Paranaländer confiesa hoy a la mitad de diciembre una de sus fuentes: Erasmo de Rotterdam (1466-1536). Fuente de risa, de desmitificaciones, de desestabilizaciones, de vida.
Un libro de cabecera para este servidor es “Elogio de la locura”. Libro para desternillarse, despatarrarse, morirse, incluso, de risa.
Su autor es Locura, mujer que -defendiendo la sandez o estupidez- se pasa ridiculizando a los hombres y sus obras a lo largo de 126 páginas (Editorial Sopena Argentina ESA,Colección Universo, 1943).
Jarry lo coloca al lado de De Quincey (“El asesinato considerado una de las bellas artes”) entre los autores más graciosos de la historia. Yo añadiría otro autor (y libro): Luciano de Samosata (“Diálogos de los muertos”).
Lo ideal al hablar del escritor holandés (en lengua latina) Erasmo de Rotterdam sería transcribir todo el “Elogio…” (título original, “Encomium Moriae”) aquí y ahora. Pero nos limitaremos hoy a extractar su diferencia “ontológica” entre escritores serios (o aristocráticos) y majaderos (o ciegos por la locura).
El genial hombrecillo roterdamés escribió esta joya desternillante en la casa londinense de su socio Tomás Moro. Fue impreso en 1509 en París. Cinco años más tarde Holbein el Joven, autor del célebre retrato de Erasmo, trazó unos dibujos al margen de un ejemplar que serán reproducidos desde entonces en ediciones posteriores.

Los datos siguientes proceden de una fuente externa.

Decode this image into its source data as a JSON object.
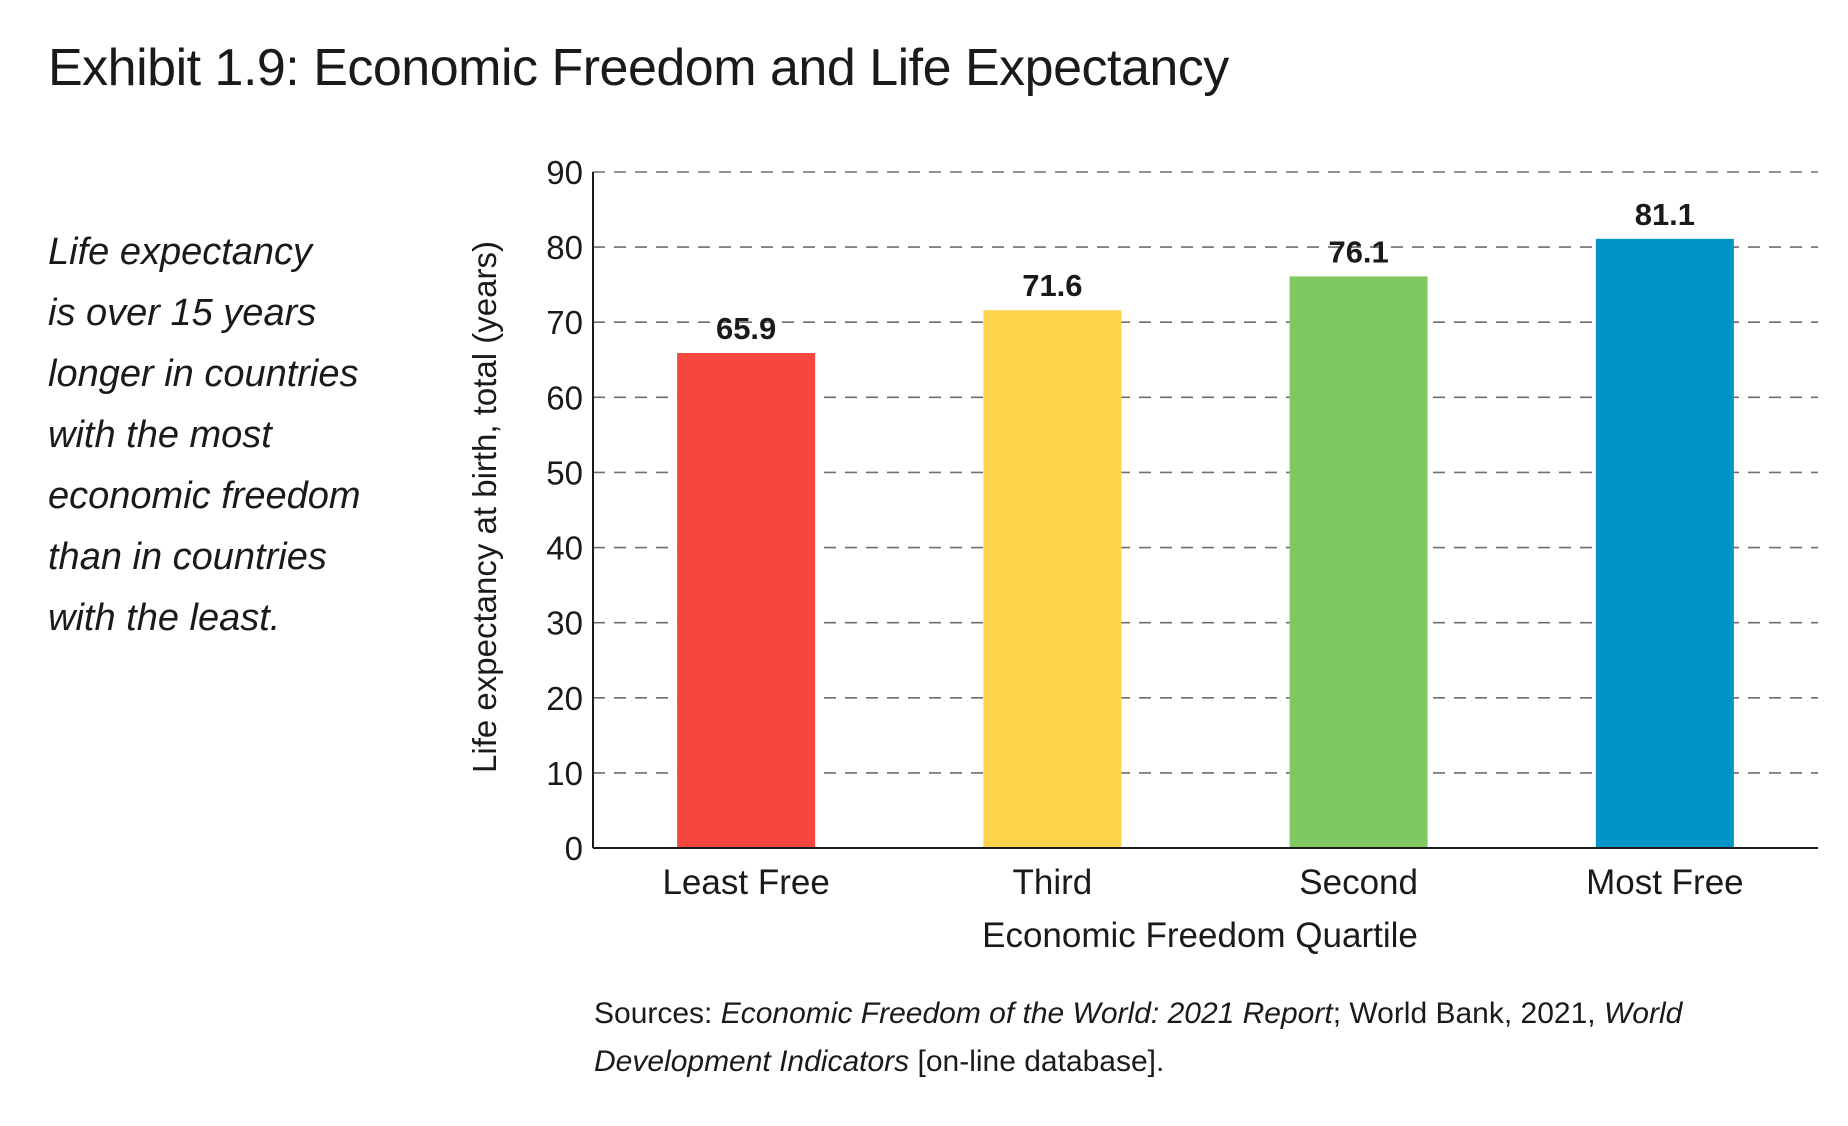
{
  "title": "Exhibit 1.9: Economic Freedom and Life Expectancy",
  "callout": {
    "lines": [
      "Life expectancy",
      "is over 15 years",
      "longer in countries",
      "with the most",
      "economic freedom",
      "than in countries",
      "with the least."
    ]
  },
  "sources": {
    "prefix": "Sources: ",
    "report": "Economic Freedom of the World: 2021 Report",
    "middle": "; World Bank, 2021, ",
    "indicators_1": "World",
    "indicators_2": "Development Indicators",
    "suffix": " [on-line database]."
  },
  "colors": {
    "least_free": "#f5473d",
    "third": "#fcd34a",
    "second": "#80c962",
    "most_free": "#0095c6",
    "grid": "#6e6e6e",
    "axis": "#1a1a1a"
  },
  "chart_data": {
    "type": "bar",
    "categories": [
      "Least Free",
      "Third",
      "Second",
      "Most Free"
    ],
    "values": [
      65.9,
      71.6,
      76.1,
      81.1
    ],
    "data_labels": [
      "65.9",
      "71.6",
      "76.1",
      "81.1"
    ],
    "xlabel": "Economic Freedom Quartile",
    "ylabel": "Life expectancy at birth, total (years)",
    "ylim": [
      0,
      90
    ],
    "yticks": [
      0,
      10,
      20,
      30,
      40,
      50,
      60,
      70,
      80,
      90
    ],
    "grid": true,
    "grid_style": "dashed",
    "legend": false
  }
}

Última acotación: mi volumen, adquirido en usados, traía de yapa al momento de su adquisición una serie de recortes periodísticos sobre nuestro satírico. “Erasmo o el coraje de la razón” (por Francisco Miró Quesada, Asunción, domingo 22 de marzo de 1987, El Diario- sección Culturales, pág. 51), “Erasmo de Rotterdam” (por Alberto Quinteros, s/n de diario, sección La Página del sábado, Asunción, sábado 20 de mayo de 1939, Pág. 8) y “Cuando Erasmo sonríe” (por Bernardo Ezequiel Koremblit, jueves 2 de julio de 1953, Democracia, s/n pág.).
Va la cita prometida:
“De la misma índole son los escritorzuelos que buscan hacerse famosos componiendo libros. Mucho me deben todos ellos, pero en especial los que cubren las hojas de papel con majaderías, porque los otros, los que escriben doctamente para satisfacción de un corto número de espíritus selectos, y que no rechazarían para críticos de sus producciones a Persio y Lelio, más me parecen dignos de lástima que merecedores de envidia; viven en continuo tormento; añaden, tachan, modifican, vuelven a añadir, vuelven a tachar, “guardan su manuscrito nueve años”, como dice Horacio, antes de resolverse a darlo a las prensas, y, por último, ni aun así están completamente satisfechos. La vanidosa recompensa de merecer las alabanzas de unos cuantos la pagan con vigilias, trabajos, ayunos y fatigas, a lo que hay que añadir la pérdida de la salud por la falta de sueño, don inapreciable; las arrugas del rostro, la debilidad de la vista, cuando no la ceguera; la pobreza, la envidia de los de su oficio, la privación de toda clase de placeres, las enfermedades, la vejez prematura y la muerte entre la miseria y el abandono, son, entre otras cosas, las desdichas que el sabio cree compensar con el aplauso de unos cuantos mentecatos de su calaña.
En cambio, el escritor que me rinde culto ciego es mucho más dichoso, porque ¿hay locura más dulce que la suya, puesto que sin esfuerzo y sin tener que pasar las noches en vela, escribe con facilidad todo lo que se le ocurre, todo lo que afluye a los puntos de su pluma, sin más gasto que esa misma pluma y unas hojas de papel? Él sabe perfectamente que cuantas más estupideces escriba, más ha de agradar al público, es decir, a los tontos y a los ignorantes. ¿Qué le importa a él las censuras de media docena de sabios que por casualidad puedan leerle? ¿Qué vale la opinión de esos pocos ante el entusiasmo de toda una muchedumbre?”.